Any employee testing positive for COVID-19 should be immediately restricted from office visitation until after recovery. Regardless of testing status, anyone exhibiting symptoms should not be allowed inside the workplace.
Having Dedicated HR Support in Place
Small and medium businesses across America often do not have a formal HR department. This can be a significant problem in these trying times. Many employers have questions about how to proceed under the current circumstances.
Can employers ask employees if they are exhibiting coronavirus symptoms? Can employers ask high-risk employees to stay at home? What should employers do if an employee is exposed to someone diagnosed with COVID-19? These are all critical questions, which require the support of a dedicated HR function.
However, if your business doesn’t have one, you can reach out to third parties like marketing recruitment agencies that offer the support you need.
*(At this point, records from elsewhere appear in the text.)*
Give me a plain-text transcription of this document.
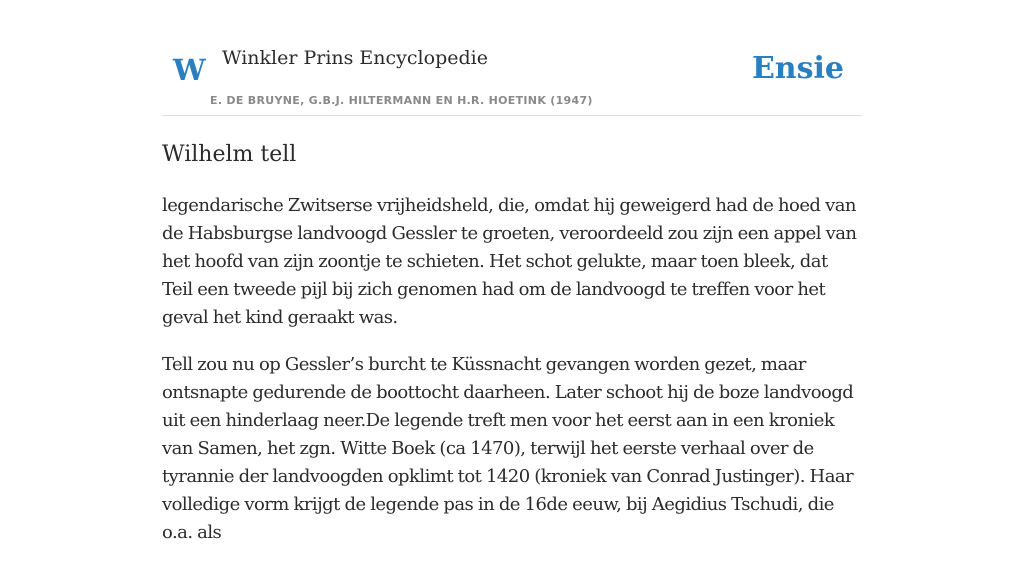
W Winkler Prins Encyclopedie
E. DE BRUYNE, G.B.J. HILTERMANN EN H.R. HOETINK (1947)
Ensie
Wilhelm tell

legendarische Zwitserse vrijheidsheld, die, omdat hij geweigerd had de hoed van de Habsburgse landvoogd Gessler te groeten, veroordeeld zou zijn een appel van het hoofd van zijn zoontje te schieten. Het schot gelukte, maar toen bleek, dat Teil een tweede pijl bij zich genomen had om de landvoogd te treffen voor het geval het kind geraakt was.

Tell zou nu op Gessler’s burcht te Küssnacht gevangen worden gezet, maar ontsnapte gedurende de boottocht daarheen. Later schoot hij de boze landvoogd uit een hinderlaag neer.De legende treft men voor het eerst aan in een kroniek van Samen, het zgn. Witte Boek (ca 1470), terwijl het eerste verhaal over de tyrannie der landvoogden opklimt tot 1420 (kroniek van Conrad Justinger). Haar volledige vorm krijgt de legende pas in de 16de eeuw, bij Aegidius Tschudi, die o.a. als
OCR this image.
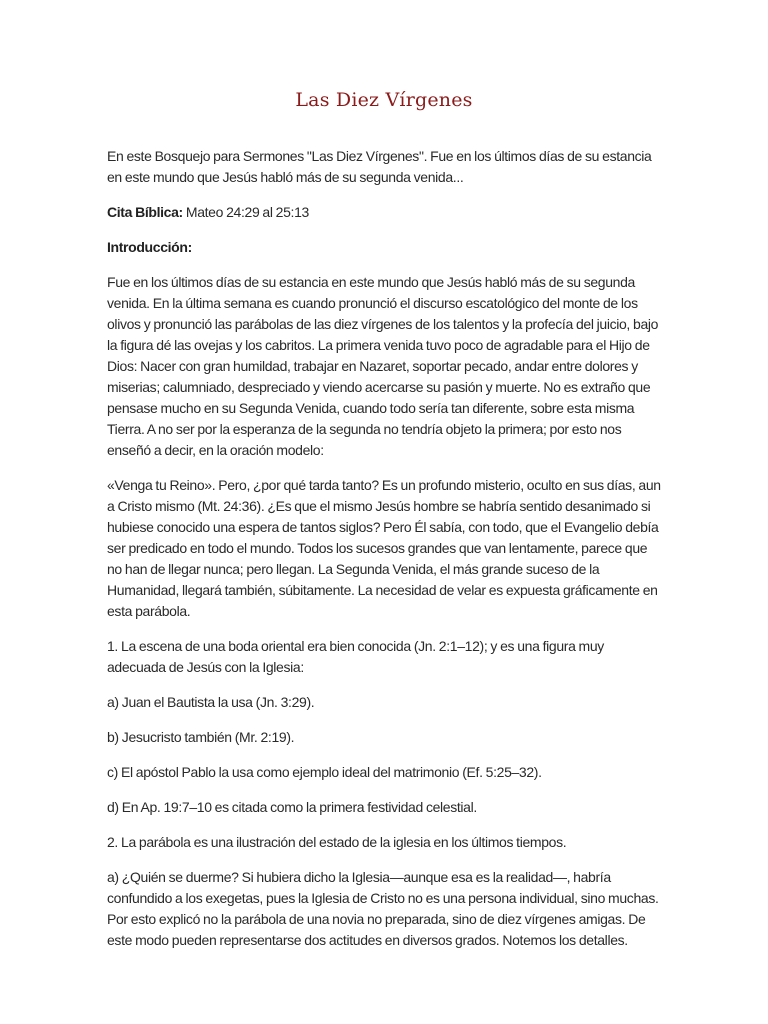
Las Diez Vírgenes

En este Bosquejo para Sermones "Las Diez Vírgenes". Fue en los últimos días de su estancia en este mundo que Jesús habló más de su segunda venida...

Cita Bíblica: Mateo 24:29 al 25:13

Introducción:

Fue en los últimos días de su estancia en este mundo que Jesús habló más de su segunda venida. En la última semana es cuando pronunció el discurso escatológico del monte de los olivos y pronunció las parábolas de las diez vírgenes de los talentos y la profecía del juicio, bajo la figura dé las ovejas y los cabritos. La primera venida tuvo poco de agradable para el Hijo de Dios: Nacer con gran humildad, trabajar en Nazaret, soportar pecado, andar entre dolores y miserias; calumniado, despreciado y viendo acercarse su pasión y muerte. No es extraño que pensase mucho en su Segunda Venida, cuando todo sería tan diferente, sobre esta misma Tierra. A no ser por la esperanza de la segunda no tendría objeto la primera; por esto nos enseñó a decir, en la oración modelo:

«Venga tu Reino». Pero, ¿por qué tarda tanto? Es un profundo misterio, oculto en sus días, aun a Cristo mismo (Mt. 24:36). ¿Es que el mismo Jesús hombre se habría sentido desanimado si hubiese conocido una espera de tantos siglos? Pero Él sabía, con todo, que el Evangelio debía ser predicado en todo el mundo. Todos los sucesos grandes que van lentamente, parece que no han de llegar nunca; pero llegan. La Segunda Venida, el más grande suceso de la Humanidad, llegará también, súbitamente. La necesidad de velar es expuesta gráficamente en esta parábola.

1. La escena de una boda oriental era bien conocida (Jn. 2:1–12); y es una figura muy adecuada de Jesús con la Iglesia:

a) Juan el Bautista la usa (Jn. 3:29).

b) Jesucristo también (Mr. 2:19).

c) El apóstol Pablo la usa como ejemplo ideal del matrimonio (Ef. 5:25–32).

d) En Ap. 19:7–10 es citada como la primera festividad celestial.

2. La parábola es una ilustración del estado de la iglesia en los últimos tiempos.

a) ¿Quién se duerme? Si hubiera dicho la Iglesia—aunque esa es la realidad—, habría confundido a los exegetas, pues la Iglesia de Cristo no es una persona individual, sino muchas. Por esto explicó no la parábola de una novia no preparada, sino de diez vírgenes amigas. De este modo pueden representarse dos actitudes en diversos grados. Notemos los detalles.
Creating Temporary Policies and Updating Existing Ones
COVID-19 has prompted changes to employment laws all over the world, including in the United States. Employers need to ensure that their business policies are updated in concert with the ongoing health crisis, including talent acquisition strategies. These policies should both help guide employees through the crisis as well as protect the employer from retaliation. There are several policy updates you can make in the context of employee safety:
- Sick and paid leaves.
- Teleworking and remote teams.
- Staggered work schedules.
Evaluating Crisis Management Plans
The COVID-19 pandemic has exposed just how ineffective most contingency plans can be in the face of a global health crisis. As a best practice, employers should reevaluate their crisis management plans across the board, in order to be better prepared in the event of future outbreaks or pandemics.
Revised crisis management plans should take into account all the lessons Coronavirus has taught us. This will help you meet employee expectations as well as ensure effective employee management well into the future
Reducing Employee Stress through Communication
Effective communication is essential for reopening businesses. Clear communication and transparency can go a long way to help reduce employee stress and build trust. Employers should focus on communicating with their employees, answering questions, and offering guidelines for returning to work.
The return to the workplace is an ideal time to highlight changes in company policy and how those changes might impact employee safety. Effective communication will help employees trust their employer’s decision to reopen their respective businesses.